In this one, Kristen is waiting around in France to make contact with the spirit of her recently dead brother. Both of them believed in the spirit world, him more than her, and she wants to be sure that he has had enough time to make contact before moving on with her life. In the meantime, she is the personal shopper for a fabulously wealthy but obnoxiously oblivious and unapproachable celebrity of some kind. Some kinds of contact with the spirit world are made, or maybe not, and then other random things happen, some spooky, some violent. But these are few and far between the wanderings around of the protagonist.
In CoSM, there was a definitive, progressing story-line with interesting characters interacting and evolving, supported by an overarching metaphor and some lovely scenery and acting. The acting in this movie is good, but the plot is disjointed, the characters kind of wander around in a screenplay that seems to be cobbled together from a few interesting moments and a lot of stereotypical French cinematic cliches (shots of motorcycles and traffic, smoking, turtlenecks, and pointless conversations). I wasn't impressed.
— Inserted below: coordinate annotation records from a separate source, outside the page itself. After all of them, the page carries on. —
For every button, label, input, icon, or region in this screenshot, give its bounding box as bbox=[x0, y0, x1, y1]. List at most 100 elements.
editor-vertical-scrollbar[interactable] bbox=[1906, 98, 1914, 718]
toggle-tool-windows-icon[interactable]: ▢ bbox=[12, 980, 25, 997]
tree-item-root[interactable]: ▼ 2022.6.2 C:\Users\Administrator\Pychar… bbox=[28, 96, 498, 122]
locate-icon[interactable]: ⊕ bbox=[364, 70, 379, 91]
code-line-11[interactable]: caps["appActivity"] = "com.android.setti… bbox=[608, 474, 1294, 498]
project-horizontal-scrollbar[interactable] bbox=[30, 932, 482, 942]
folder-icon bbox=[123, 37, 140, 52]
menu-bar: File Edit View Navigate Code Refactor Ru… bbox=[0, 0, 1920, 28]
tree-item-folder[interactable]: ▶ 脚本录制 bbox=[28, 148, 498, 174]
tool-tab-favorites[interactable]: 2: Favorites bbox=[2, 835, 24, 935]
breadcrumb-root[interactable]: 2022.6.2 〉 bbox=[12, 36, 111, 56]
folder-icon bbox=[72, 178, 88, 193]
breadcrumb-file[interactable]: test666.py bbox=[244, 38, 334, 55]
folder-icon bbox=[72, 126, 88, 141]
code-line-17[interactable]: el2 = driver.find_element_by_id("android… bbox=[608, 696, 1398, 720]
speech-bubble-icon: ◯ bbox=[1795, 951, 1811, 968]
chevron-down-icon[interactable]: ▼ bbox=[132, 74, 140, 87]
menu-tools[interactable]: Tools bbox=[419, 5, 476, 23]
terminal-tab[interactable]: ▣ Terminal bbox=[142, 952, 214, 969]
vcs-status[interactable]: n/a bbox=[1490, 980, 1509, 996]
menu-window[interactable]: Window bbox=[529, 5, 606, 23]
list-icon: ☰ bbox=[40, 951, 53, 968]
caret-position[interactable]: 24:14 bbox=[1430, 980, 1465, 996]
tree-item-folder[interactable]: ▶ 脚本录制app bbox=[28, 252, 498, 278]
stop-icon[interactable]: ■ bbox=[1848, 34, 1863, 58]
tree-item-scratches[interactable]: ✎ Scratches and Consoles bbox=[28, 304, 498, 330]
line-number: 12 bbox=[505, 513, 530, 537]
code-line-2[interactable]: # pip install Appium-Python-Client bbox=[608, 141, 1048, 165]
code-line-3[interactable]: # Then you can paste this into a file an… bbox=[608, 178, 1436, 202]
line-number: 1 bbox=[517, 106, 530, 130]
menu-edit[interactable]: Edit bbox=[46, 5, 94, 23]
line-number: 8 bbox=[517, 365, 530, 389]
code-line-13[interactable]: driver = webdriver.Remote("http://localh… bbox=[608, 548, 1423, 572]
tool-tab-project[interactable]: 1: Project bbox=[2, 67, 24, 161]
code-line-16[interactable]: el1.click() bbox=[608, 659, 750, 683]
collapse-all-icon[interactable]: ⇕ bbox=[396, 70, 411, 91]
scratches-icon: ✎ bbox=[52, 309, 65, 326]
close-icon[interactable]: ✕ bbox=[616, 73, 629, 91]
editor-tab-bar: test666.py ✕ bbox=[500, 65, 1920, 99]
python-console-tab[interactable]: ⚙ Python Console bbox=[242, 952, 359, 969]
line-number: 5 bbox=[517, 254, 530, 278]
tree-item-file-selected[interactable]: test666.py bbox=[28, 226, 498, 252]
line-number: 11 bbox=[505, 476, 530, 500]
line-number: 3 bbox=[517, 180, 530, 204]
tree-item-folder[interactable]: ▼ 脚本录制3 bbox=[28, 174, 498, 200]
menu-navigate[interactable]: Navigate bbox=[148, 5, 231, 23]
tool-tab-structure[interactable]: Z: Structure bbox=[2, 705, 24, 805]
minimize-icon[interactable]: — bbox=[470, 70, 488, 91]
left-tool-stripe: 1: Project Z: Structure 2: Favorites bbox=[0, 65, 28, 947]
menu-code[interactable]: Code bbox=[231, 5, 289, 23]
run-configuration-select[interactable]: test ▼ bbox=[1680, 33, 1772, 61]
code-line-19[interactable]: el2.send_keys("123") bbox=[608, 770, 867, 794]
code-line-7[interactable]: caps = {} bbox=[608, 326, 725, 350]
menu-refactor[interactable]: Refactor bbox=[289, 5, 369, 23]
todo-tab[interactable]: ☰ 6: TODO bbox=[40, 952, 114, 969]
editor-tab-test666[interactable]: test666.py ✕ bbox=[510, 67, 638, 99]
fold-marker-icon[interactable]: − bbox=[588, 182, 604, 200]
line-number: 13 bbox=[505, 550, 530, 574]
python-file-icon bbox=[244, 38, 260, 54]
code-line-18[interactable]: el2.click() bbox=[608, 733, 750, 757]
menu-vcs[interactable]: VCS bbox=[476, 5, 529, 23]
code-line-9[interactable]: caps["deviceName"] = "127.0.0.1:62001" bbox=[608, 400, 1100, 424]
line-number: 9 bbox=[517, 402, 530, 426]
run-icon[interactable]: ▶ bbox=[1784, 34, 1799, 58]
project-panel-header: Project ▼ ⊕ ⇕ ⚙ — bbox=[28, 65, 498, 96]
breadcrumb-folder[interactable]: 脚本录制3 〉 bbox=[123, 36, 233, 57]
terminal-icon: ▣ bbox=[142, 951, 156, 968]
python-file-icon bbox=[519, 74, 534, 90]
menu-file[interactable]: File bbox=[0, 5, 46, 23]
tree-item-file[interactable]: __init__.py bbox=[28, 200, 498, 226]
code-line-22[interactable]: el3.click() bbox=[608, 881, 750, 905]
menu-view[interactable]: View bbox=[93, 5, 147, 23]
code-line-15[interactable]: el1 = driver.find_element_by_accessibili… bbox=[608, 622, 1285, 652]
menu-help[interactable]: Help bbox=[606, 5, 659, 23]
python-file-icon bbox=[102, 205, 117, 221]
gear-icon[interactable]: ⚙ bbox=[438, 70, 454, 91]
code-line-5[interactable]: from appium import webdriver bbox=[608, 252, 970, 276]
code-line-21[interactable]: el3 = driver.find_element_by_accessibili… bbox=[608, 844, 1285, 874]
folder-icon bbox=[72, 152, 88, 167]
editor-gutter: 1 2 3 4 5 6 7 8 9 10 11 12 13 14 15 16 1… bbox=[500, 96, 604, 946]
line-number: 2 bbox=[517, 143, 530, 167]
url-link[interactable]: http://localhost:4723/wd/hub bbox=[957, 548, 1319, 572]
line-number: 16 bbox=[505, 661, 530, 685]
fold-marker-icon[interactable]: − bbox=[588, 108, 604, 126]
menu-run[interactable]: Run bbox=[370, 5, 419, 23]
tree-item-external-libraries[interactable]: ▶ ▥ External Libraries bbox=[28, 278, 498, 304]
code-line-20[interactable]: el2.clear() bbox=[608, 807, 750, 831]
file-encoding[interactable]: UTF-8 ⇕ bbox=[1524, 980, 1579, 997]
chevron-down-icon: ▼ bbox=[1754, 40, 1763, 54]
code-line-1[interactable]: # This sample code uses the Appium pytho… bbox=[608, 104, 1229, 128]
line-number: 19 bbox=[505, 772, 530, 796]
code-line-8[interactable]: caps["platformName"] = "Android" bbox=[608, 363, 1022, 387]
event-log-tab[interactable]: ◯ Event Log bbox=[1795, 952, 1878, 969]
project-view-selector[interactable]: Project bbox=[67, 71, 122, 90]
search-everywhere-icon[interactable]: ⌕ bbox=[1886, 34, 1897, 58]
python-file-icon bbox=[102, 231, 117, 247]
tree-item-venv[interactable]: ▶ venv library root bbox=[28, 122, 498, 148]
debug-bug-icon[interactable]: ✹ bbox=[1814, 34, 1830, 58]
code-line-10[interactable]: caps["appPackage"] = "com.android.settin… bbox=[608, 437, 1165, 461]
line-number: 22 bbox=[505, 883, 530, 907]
Pirates of the Caribbean: Dead Men Tell No Tales: Not much to say about this except that it bored me and I couldn't finish it. Johnny Depp provides the only on-screen character and charisma. Everyone else is just a one-dimensional cardboard figure; as a result, the action scenes were like watching building fall down with no characters in them. The plots and action sequences are convoluted and entirely uninteresting, since we've seen them all before, or just about. And there is nothing else there. It's possible I could make another go of it, since it's not bad, exactly, it was just boring.
Jane Eyre (BBC): I don't know if the link is to the full 4-part miniseries, but that's the one you should watch. This is the best version I've yet seen, and possibly the most faithful.
Like all versions, it glosses over Helen's Christian moralizing, so important to the story but absent from any film version. Still, nearly everything else I remember is included, although not always in the right order. The other film versions drastically shorten the initial conversations between Jane and Rochester; this one leaves enough in to not ruin it. The movie doesn't seem like it hurries to get to the action scenes. But it is never dull.
It is all finely acted and produced. Jane really holds herself to be plain, so that you almost believe it. A greatly entertaining visit to the world of Jane Eyre, when you don't have the book about you.